Alasannya, makmum yang takbiratul ihram sebelum imam, sejatinya bermakmum kepada orang yang belum masuk sholat. Sedangkan, masuknya sholat ditandai dengan sempurnanya takbiratul ihram. Adapun fatwa Imam Al-Baghawi yang menyatakan bahwa seorang yang takbiratul ihram dan belakangan ternyata diketahui imamnya belum takbir, maka shalatnya sah secara munfarid, adalah fatwa yang lemah.
Ketiga, Mendahului dan Menyamai Imam Selain dalam Posisi dan Takbiratul Ihram
Maksudnya adalah mendahului atau menyamai imam dalam gerakan dan bacaan.
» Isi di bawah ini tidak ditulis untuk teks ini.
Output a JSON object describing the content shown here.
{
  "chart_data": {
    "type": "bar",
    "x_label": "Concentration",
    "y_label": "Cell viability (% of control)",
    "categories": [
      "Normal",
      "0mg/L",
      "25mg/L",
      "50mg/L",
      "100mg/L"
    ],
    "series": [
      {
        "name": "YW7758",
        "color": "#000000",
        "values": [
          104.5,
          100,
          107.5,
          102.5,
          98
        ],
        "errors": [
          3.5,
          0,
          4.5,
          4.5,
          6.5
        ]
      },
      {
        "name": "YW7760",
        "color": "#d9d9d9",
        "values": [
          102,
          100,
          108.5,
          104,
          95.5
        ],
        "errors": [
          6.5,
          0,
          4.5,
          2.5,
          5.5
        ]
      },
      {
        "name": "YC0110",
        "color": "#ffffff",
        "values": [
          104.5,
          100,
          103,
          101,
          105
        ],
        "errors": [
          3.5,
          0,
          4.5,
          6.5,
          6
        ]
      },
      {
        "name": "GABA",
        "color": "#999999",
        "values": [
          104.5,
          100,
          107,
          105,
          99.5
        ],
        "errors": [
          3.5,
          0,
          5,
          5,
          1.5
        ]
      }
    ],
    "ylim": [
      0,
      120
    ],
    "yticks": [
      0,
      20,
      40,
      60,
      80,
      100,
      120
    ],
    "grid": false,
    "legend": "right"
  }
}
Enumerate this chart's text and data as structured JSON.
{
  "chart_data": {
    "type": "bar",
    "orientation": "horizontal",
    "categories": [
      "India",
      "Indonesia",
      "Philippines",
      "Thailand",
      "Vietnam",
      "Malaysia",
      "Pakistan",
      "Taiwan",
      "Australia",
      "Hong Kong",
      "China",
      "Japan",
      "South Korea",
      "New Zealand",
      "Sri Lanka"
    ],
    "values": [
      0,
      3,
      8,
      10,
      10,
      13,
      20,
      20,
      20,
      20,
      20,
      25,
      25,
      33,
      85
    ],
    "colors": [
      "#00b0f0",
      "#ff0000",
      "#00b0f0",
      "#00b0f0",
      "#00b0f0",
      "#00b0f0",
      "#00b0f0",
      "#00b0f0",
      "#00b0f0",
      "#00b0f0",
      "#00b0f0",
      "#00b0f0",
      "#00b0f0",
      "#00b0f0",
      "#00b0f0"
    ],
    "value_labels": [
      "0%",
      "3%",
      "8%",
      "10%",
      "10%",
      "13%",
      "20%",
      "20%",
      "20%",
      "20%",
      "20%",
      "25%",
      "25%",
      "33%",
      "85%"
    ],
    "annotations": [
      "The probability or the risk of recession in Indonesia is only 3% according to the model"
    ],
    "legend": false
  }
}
Kembali dikemukakan oleh Syekh Ibnu Qasim, mendahului gerakan imam dua rukun berturut-turut, walaupun keadaan rukunnya adalah rukun pendek, seperti rukuk dan i‘tidal, tanpa ada alasan yang dibenarkan, maka menyebabkan shalatnya menjadi batal.
Kecuali bila mendahuluinya tanpa disengaja, seperti tidak tahu gerakan imam atau karena lupa, maka itu ditolelir dan tidak menyebabkan batal.
Sama halnya dengan mendahului adalah meninggalkan diri dua rukun berturut-turut dari imam tanpa ada alasan yang dibenarkan, maka itu pun juga menyebabkan batal. Berbeda halnya dengan mengakhirkan diri disertai alasan, seperti bacaannya kendor, sedangkan bacaan Fatihahnya belum selesai dan dia juga bukan makmum masbûq (ketinggalan), maka mengakhirkan diri yang demikian, selama tidak ketinggalan tiga rukun yang panjang, tidak sampai membatalkan sholat.
Hanya saja, walau menyamai gerakan imam tidak sampai membatalkan sholat, tetapi makruh hukumnya. Sedangkan perkara makruh yang dilakukan makmum saat berjamaah dapat menghilangkan keutaman berjamaahnya, kendati kehilangannya hanya pada rukun yang disamainya, tidak pada seluruh sholat. Demikian juga menyamai imam dalam bacaan, seperti bacaan surah Al-Fatihah pada dua rakaat pertama sholat jahr dan salam.